Sonntag, 5. Februar 2012

Essen gehen #3



Curry-Wurst am Haus Scheppen am Baldeneysee, 2,50 Euro/Stk.

Essen gehen #2



Museum Folkwang Essen, Fotografische Sammlung: Chris Killip/Work, 4. Februar bis 15. April - (Abb.) "Youth On The Wall, Jarrow", Tyneside 1976

Essen gehen #1



Ruhr Museum Essen, Zeche Zollverein, Führung Nachtschicht, 3 h, 15 Euro, -10° C mit einem stillgelegten Vorarbeiter über's stillgelegte Fabrikgelände: "So ein Seilbruch, dat passiert nich oft, aber wenn, tja, hat's den Mann in zwei Hälften geteilt - jo, hatter'n Problem gehabt..."

Freitag, 3. Februar 2012

Limitierter Schwanengesang



Es war ja ansich schon eine mittlere Sensation, dass die legendären Postrocker Swans 2010 mit einer neuen Platte "My Father Will Guide Me Up A Rope To The Sky" reüssieren konnten - von der Urbesetzung war zwar außer Gründer Michael Gira nicht mehr viel übrig und auch Jarboe wurde schmerzlich vermisst. Dennoch wurden die Platte wie auch die folgende Tournee schwer gelobt. Mit einem limitierten Live-Album wird diesem Erfolg nun Rechnung getragen - "We Rose From Your Bed With The Sun In Our Head" versammelt Konzertausschnitte der letzten zwei Jahre und kommt mit einem von Gira handsignierten Holzschnitt daher. Die Erlöse aus dem Verkauf fließen dem Vernehmen nach gleich wieder an die Produktionspressen zurück, mit ihnen soll die neue Platte "The Seer" finanziert werden, die 2012 erscheint. Bezugsquelle und Live-Clips - hier.
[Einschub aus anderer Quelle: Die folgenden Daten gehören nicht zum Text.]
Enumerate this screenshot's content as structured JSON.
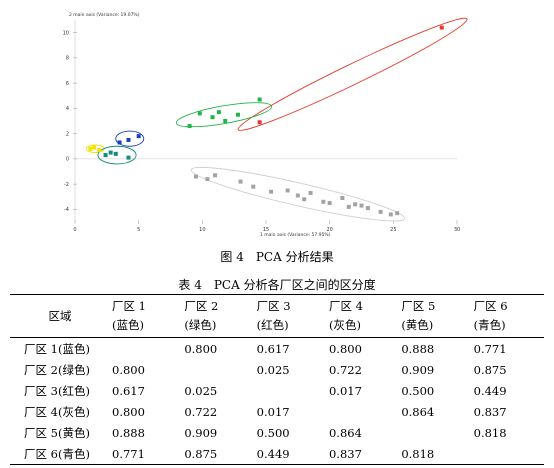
{
  "chart_data": {
    "type": "scatter",
    "title": "",
    "xlabel": "1 main axis (Variance: 57.95%)",
    "ylabel": "2 main axis (Variance: 19.07%)",
    "xlim": [
      0,
      30
    ],
    "ylim": [
      -5,
      11
    ],
    "xticks": [
      0,
      5,
      10,
      15,
      20,
      25,
      30
    ],
    "yticks": [
      -4,
      -2,
      0,
      2,
      4,
      6,
      8,
      10
    ],
    "grid": false,
    "series": [
      {
        "color": "#e8392a",
        "x": [
          14.5,
          28.8
        ],
        "y": [
          2.9,
          10.4
        ]
      },
      {
        "color": "#22b34a",
        "x": [
          9.0,
          9.8,
          10.8,
          11.3,
          11.8,
          12.8,
          14.5
        ],
        "y": [
          2.6,
          3.6,
          3.3,
          3.7,
          3.0,
          3.5,
          4.7
        ]
      },
      {
        "color": "#1a3fb8",
        "x": [
          3.5,
          4.2,
          5.0
        ],
        "y": [
          1.3,
          1.5,
          1.8
        ]
      },
      {
        "color": "#f2e300",
        "x": [
          1.2,
          1.5,
          1.9
        ],
        "y": [
          0.8,
          0.9,
          0.7
        ]
      },
      {
        "color": "#138a7a",
        "x": [
          2.4,
          2.8,
          3.2,
          4.2
        ],
        "y": [
          0.3,
          0.5,
          0.4,
          0.1
        ]
      },
      {
        "color": "#a3a3a3",
        "x": [
          9.5,
          10.4,
          11.0,
          13.0,
          14.0,
          15.4,
          16.7,
          17.5,
          18.0,
          18.5,
          19.5,
          20.0,
          21.0,
          21.5,
          22.0,
          22.5,
          23.0,
          24.0,
          24.8,
          25.3
        ],
        "y": [
          -1.4,
          -1.6,
          -1.3,
          -1.8,
          -2.2,
          -2.6,
          -2.5,
          -2.9,
          -3.2,
          -2.7,
          -3.4,
          -3.5,
          -3.1,
          -3.8,
          -3.6,
          -3.7,
          -3.9,
          -4.2,
          -4.4,
          -4.3
        ]
      }
    ],
    "ellipses": [
      {
        "color": "#e8392a",
        "cx": 21.8,
        "cy": 6.7,
        "rx": 10.0,
        "ry": 0.8,
        "angle_deg": 26
      },
      {
        "color": "#22b34a",
        "cx": 11.7,
        "cy": 3.5,
        "rx": 3.8,
        "ry": 0.7,
        "angle_deg": 10
      },
      {
        "color": "#1a3fb8",
        "cx": 4.3,
        "cy": 1.6,
        "rx": 1.1,
        "ry": 0.6,
        "angle_deg": 0
      },
      {
        "color": "#f2e300",
        "cx": 1.6,
        "cy": 0.8,
        "rx": 0.7,
        "ry": 0.3,
        "angle_deg": 0
      },
      {
        "color": "#138a7a",
        "cx": 3.3,
        "cy": 0.3,
        "rx": 1.5,
        "ry": 0.7,
        "angle_deg": 0
      },
      {
        "color": "#cfcfcf",
        "cx": 17.5,
        "cy": -2.8,
        "rx": 8.6,
        "ry": 0.9,
        "angle_deg": -13
      }
    ]
  },
  "figure_caption": "图 4　PCA 分析结果",
  "table": {
    "caption": "表 4　PCA 分析各厂区之间的区分度",
    "region_header": "区域",
    "columns": [
      {
        "name": "厂区 1",
        "color_label": "(蓝色)"
      },
      {
        "name": "厂区 2",
        "color_label": "(绿色)"
      },
      {
        "name": "厂区 3",
        "color_label": "(红色)"
      },
      {
        "name": "厂区 4",
        "color_label": "(灰色)"
      },
      {
        "name": "厂区 5",
        "color_label": "(黄色)"
      },
      {
        "name": "厂区 6",
        "color_label": "(青色)"
      }
    ],
    "rows": [
      {
        "label": "厂区 1(蓝色)",
        "values": [
          "",
          "0.800",
          "0.617",
          "0.800",
          "0.888",
          "0.771"
        ]
      },
      {
        "label": "厂区 2(绿色)",
        "values": [
          "0.800",
          "",
          "0.025",
          "0.722",
          "0.909",
          "0.875"
        ]
      },
      {
        "label": "厂区 3(红色)",
        "values": [
          "0.617",
          "0.025",
          "",
          "0.017",
          "0.500",
          "0.449"
        ]
      },
      {
        "label": "厂区 4(灰色)",
        "values": [
          "0.800",
          "0.722",
          "0.017",
          "",
          "0.864",
          "0.837"
        ]
      },
      {
        "label": "厂区 5(黄色)",
        "values": [
          "0.888",
          "0.909",
          "0.500",
          "0.864",
          "",
          "0.818"
        ]
      },
      {
        "label": "厂区 6(青色)",
        "values": [
          "0.771",
          "0.875",
          "0.449",
          "0.837",
          "0.818",
          ""
        ]
      }
    ]
  }
}
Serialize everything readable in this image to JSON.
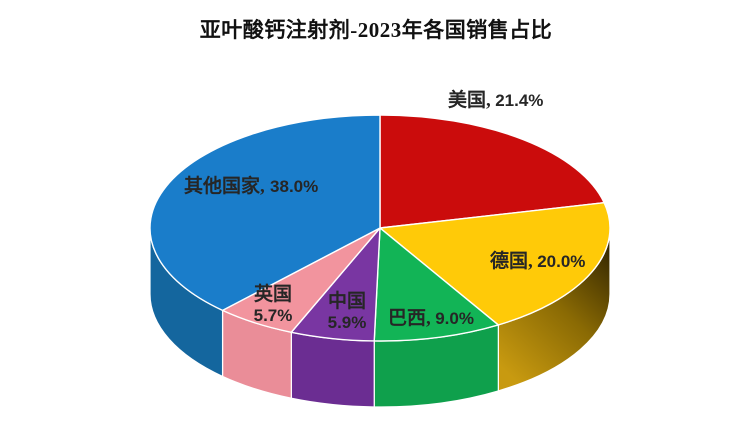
{
  "chart_data": {
    "type": "pie",
    "projection": "3d",
    "title": "亚叶酸钙注射剂-2023年各国销售占比",
    "unit": "percent",
    "direction": "clockwise",
    "start_angle_deg": 0,
    "legend": "none",
    "slices": [
      {
        "key": "us",
        "category": "美国",
        "value": 21.4,
        "color": "#cb0c0c",
        "side_color": "#9a0a0a"
      },
      {
        "key": "de",
        "category": "德国",
        "value": 20.0,
        "color": "#ffca08",
        "side_color": "#a97f06",
        "side_gradient": [
          "#2e2200",
          "#8a6a04",
          "#c89a10"
        ]
      },
      {
        "key": "br",
        "category": "巴西",
        "value": 9.0,
        "color": "#12b456",
        "side_color": "#0fa04c"
      },
      {
        "key": "cn",
        "category": "中国",
        "value": 5.9,
        "color": "#7936a2",
        "side_color": "#6b2d92"
      },
      {
        "key": "uk",
        "category": "英国",
        "value": 5.7,
        "color": "#f2949e",
        "side_color": "#ea8d98"
      },
      {
        "key": "others",
        "category": "其他国家",
        "value": 38.0,
        "color": "#1a7dca",
        "side_color": "#14669e"
      }
    ]
  },
  "labels": {
    "us": {
      "name": "美国,",
      "pct": "21.4%"
    },
    "de": {
      "name": "德国,",
      "pct": "20.0%"
    },
    "br": {
      "name": "巴西,",
      "pct": "9.0%"
    },
    "cn": {
      "name": "中国",
      "pct": "5.9%"
    },
    "uk": {
      "name": "英国",
      "pct": "5.7%"
    },
    "others": {
      "name": "其他国家,",
      "pct": "38.0%"
    }
  }
}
Donnerstag, 2. Februar 2012

Wiederholungstäter



Warum soll, was einmal geklappt hat, nicht ein zweites Mal funktionieren? Zum wiederholten Mal kommt das MOJO-Magazin mit einer Cover-CD von Leonard Cohen an den Kiosk. Waren es bei der ersten Größen wie Nick Cave, Katie Melua, Ian McCulloch und Martha Wainwright, so steuern nun Bill Callahan ("So Long Marianne"), The Low Anthem ("Stories Of The Street"), Cass McCombs ("Teachers"), Liz Green ("Sisters Of Mercy") und andere ihre Bearbeitungen bei - snipped: hier.